While this investigation has for the most part consisted in enquiring into what was, or might well have been, in Muhammad's mind, it is by no means to be imagined that we regard him as a deceiver who deceived intentionally, and with a well-weighed consideration of each step as to whether or no it would help him towards his aim of deluding others. Wuhl regards him in this light. On the
contrary, we must guard ourselves carefully against such an opinion, and look upon it as a sign of persistent prejudice and total misunderstanding of the human heart. Muhammad seems rather to have been a genuine enthusiast, who was himself convinced of his divine mission, and to whom the union of all religions appeared necessary to the welfare of mankind. He so fully worked himself into this idea in thought, in feeling and in action, that every event seemed to him a divine inspiration. Every thing necessary to the attainment of his aim stood out clearly before him, just because this one idea ruled him. He could think of nothing but what fitted in with it, could feel nothing but what harmonised with it, could do nothing but what was demanded by it. There is no question here of design, for this one idea so possessed his spirit, heart and will as to become the sole thought of his mind, so that every thing which entered his mind was shared by this idea.
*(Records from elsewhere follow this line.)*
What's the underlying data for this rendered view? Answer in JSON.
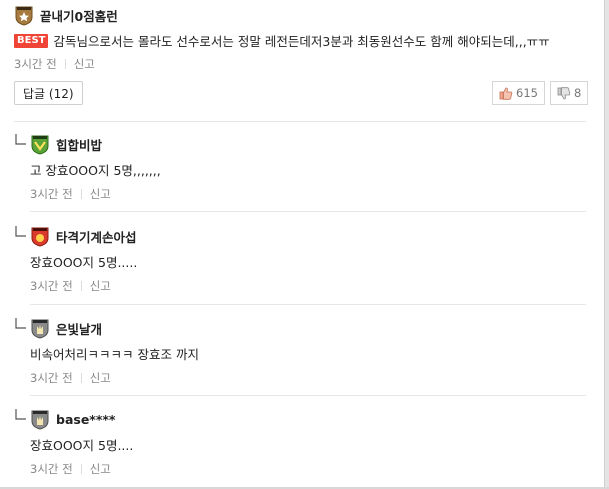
{
  "top_comment": {
    "nickname": "끝내기0점홈런",
    "best_label": "BEST",
    "text": "감독님으로서는 몰라도 선수로서는 정말 레전든데저3분과 최동원선수도 함께 해야되는데,,,ㅠㅠ",
    "time": "3시간 전",
    "report": "신고"
  },
  "reply_button": {
    "label": "답글 (12)"
  },
  "votes": {
    "up": "615",
    "down": "8"
  },
  "replies": [
    {
      "nickname": "힙합비밥",
      "text": "고 장효OOO지 5명,,,,,,,",
      "time": "3시간 전",
      "report": "신고",
      "badge_color": "#5aa339"
    },
    {
      "nickname": "타격기계손아섭",
      "text": "장효OOO지 5명.....",
      "time": "3시간 전",
      "report": "신고",
      "badge_color": "#d93a2b"
    },
    {
      "nickname": "은빛날개",
      "text": "비속어처리ㅋㅋㅋㅋ 장효조 까지",
      "time": "3시간 전",
      "report": "신고",
      "badge_color": "#8a8a8a"
    },
    {
      "nickname": "base****",
      "text": "장효OOO지 5명....",
      "time": "3시간 전",
      "report": "신고",
      "badge_color": "#8a8a8a"
    }
  ],
  "colors": {
    "best_bg": "#ef4436",
    "meta_text": "#888888"
  }
}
Of course, in the most fanatical minds there are occasional lucid intervals, and during these Muhammad certainly deceived himself and others; it is also undeniable that at times ambition and love of power were the incentives to his actions, but even so the harsh judgment generally passed upon him is unjustifiable.
We may say, as a result of this investigation, that it would be very remarkable if there were not much to be found in the Quran which is clearly in harmony with Judaism. It is evident that Muhammad sought to gain the Jews to his side, and this could best be done by approximating to their religions views; it is also evident that he had ample means of acquainting himself with these Views; and lastly, that other considerations favoured rather than hindered such a borrowing from Judaism. And now the chief work remains to be done, and that is, to demonstrate by careful reference to the Quran that borrowing from Judaism has actually taken place.